What is the better kind of referee report: a five line acceptance or a two page rejection?

If I get the first type, I tend to feel kind of disappointed. If the referee had only five lines to write, it means that you probably did not have anything interesting to say anyway and may as well not have done it at all.

But if someone takes the time to actually write two pages trying to dump everything on you that they can think of, then you know you are doing something interesting...

Photoluminescent Thiophene Derivatives

The next paper with me as a co-author just came out, actually: "Synthesis, Spectroscopy, and Computational Analysis of Photoluminescent Bis(aminophenyl)-Substituted Thiophene Derivatives" in collaboration with colleagues from the TU Vienna.

The idea was to simulate luminescence spectra of different thiophene derivatives and compare them to experimental results.
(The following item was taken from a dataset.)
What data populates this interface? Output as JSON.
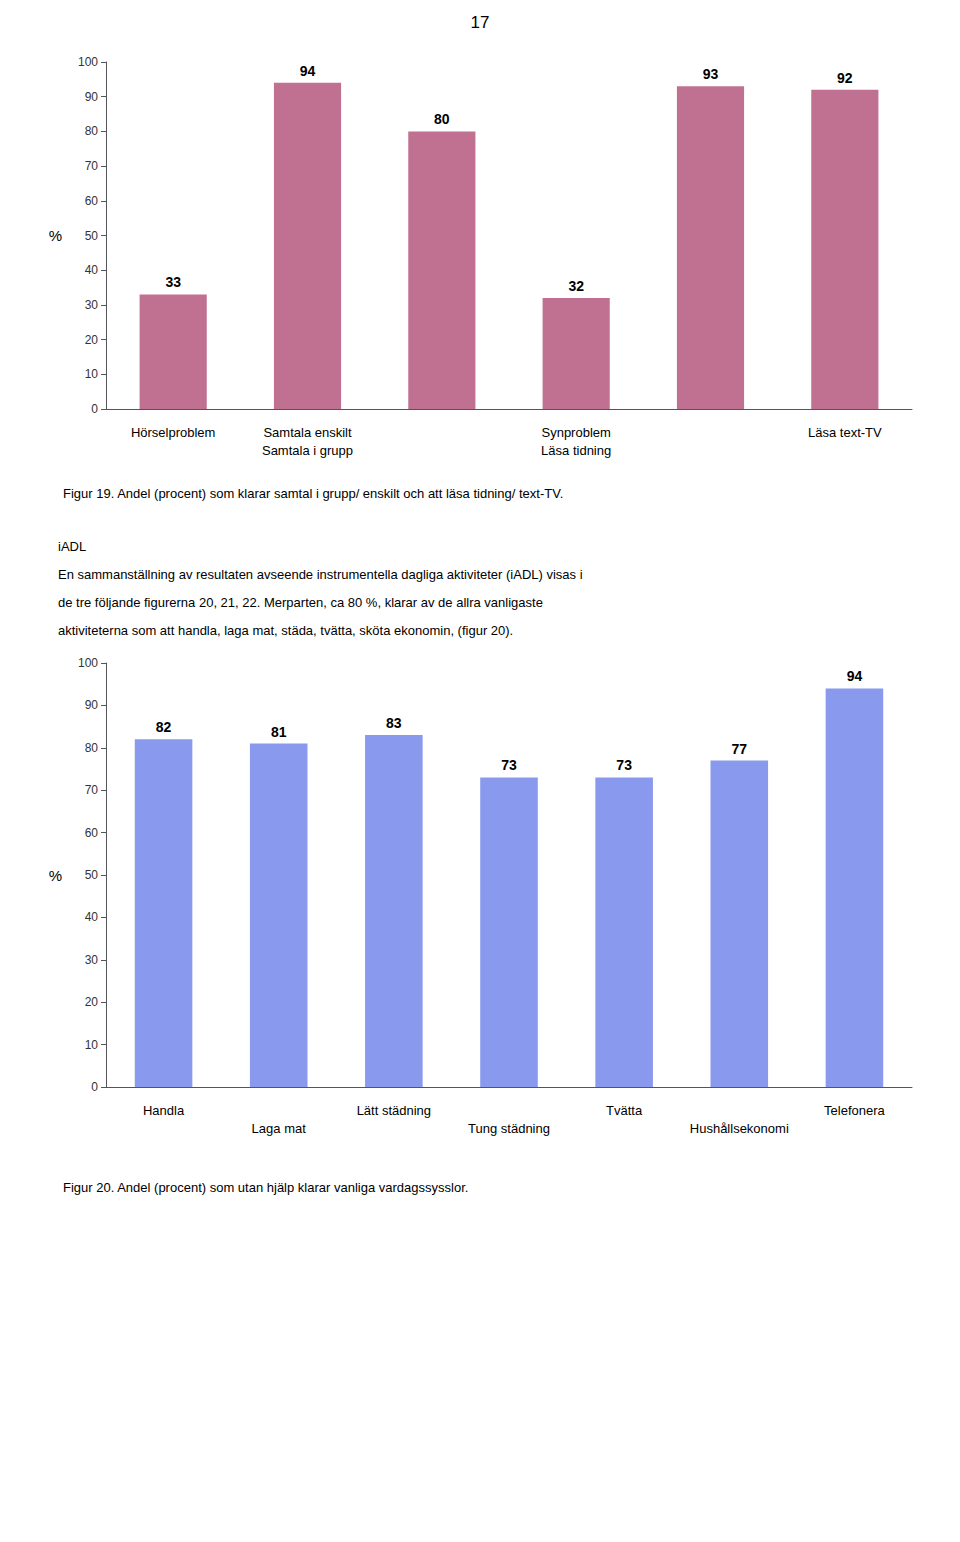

The main methodological outcomes were that M06-2X proved to be a great functional for those substances and that state-specific PCM was superior to standard linear response PCM.

The next step will be to apply this methodology to a larger number of molecules.

Graphene Nanoribbons

Our Angewandte paper just came out: "The Multiradical Character of One- and Two-Dimensional Graphene Nanoribbons."
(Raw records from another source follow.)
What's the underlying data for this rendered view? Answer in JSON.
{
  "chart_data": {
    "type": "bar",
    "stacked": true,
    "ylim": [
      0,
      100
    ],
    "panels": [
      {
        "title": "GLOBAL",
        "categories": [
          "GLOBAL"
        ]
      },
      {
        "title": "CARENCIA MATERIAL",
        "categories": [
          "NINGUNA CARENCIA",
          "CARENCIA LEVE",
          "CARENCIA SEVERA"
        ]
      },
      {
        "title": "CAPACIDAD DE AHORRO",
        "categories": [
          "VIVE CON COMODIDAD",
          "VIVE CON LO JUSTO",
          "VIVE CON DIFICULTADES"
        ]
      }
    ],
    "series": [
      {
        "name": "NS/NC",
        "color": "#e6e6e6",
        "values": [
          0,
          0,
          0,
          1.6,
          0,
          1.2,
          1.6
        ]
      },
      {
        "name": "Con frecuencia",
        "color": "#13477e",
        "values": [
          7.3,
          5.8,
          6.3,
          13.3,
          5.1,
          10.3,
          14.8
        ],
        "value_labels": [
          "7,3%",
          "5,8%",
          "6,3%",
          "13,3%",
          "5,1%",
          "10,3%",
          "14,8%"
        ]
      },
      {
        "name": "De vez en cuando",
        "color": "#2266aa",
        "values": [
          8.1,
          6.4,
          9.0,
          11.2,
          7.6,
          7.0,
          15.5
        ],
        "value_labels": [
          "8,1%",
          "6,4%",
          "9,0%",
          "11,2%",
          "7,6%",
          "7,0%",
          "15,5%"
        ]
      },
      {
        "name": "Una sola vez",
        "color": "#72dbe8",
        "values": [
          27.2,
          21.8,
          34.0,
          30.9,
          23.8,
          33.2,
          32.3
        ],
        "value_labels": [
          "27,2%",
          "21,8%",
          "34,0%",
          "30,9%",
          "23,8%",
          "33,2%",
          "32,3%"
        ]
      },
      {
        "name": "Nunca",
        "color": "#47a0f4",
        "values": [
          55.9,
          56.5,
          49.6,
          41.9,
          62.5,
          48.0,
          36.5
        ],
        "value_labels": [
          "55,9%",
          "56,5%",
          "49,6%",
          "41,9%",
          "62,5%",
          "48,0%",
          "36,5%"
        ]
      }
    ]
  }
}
What we looked at is how open-shell character develops in polyacenes and bigger graphene nanoribbons. Some time ago I learned in basic organic chemistry that phenantren is more stable then anthracene. And interestingly this difference becomes enhanced when you move to longer chains. If you just keep adding rings in a linear fashion (forming polyacenes) you can go until five rings, reaching pentacene, and then things become really unstable. By contrast you can create longer stable phenacenes without any problem. The reason is that unpaired electrons accumulate at the zigzag edges, as shown in this TOC graphic.

Similar things also hold for the 2-dimensional systems and the precise shape of the edge decides whether or not the system obtains open-shell character. Apparently people have been discussing these things a lot. And since the paper is about graphene and contains the word "nano" we decided to try submitting it to Angewandte ...

There is also a German version: "Der Multiradikalcharakter ein- und zweidimensionaler Graphen-Nanobänder." Apparently the Gesellschaft Deutscher Chemiker likes to keep German as an active science language. It was kind of fun to translate it actually. Because the only German papers I ever read were from the very early times, like Hückel, Förster, Kuhn that write like quantum theory is something really new and special. So I felt a little bit like one of them. And actually I also got a free book from Wiley for my translation work: "Relativistic Quantum Chemistry".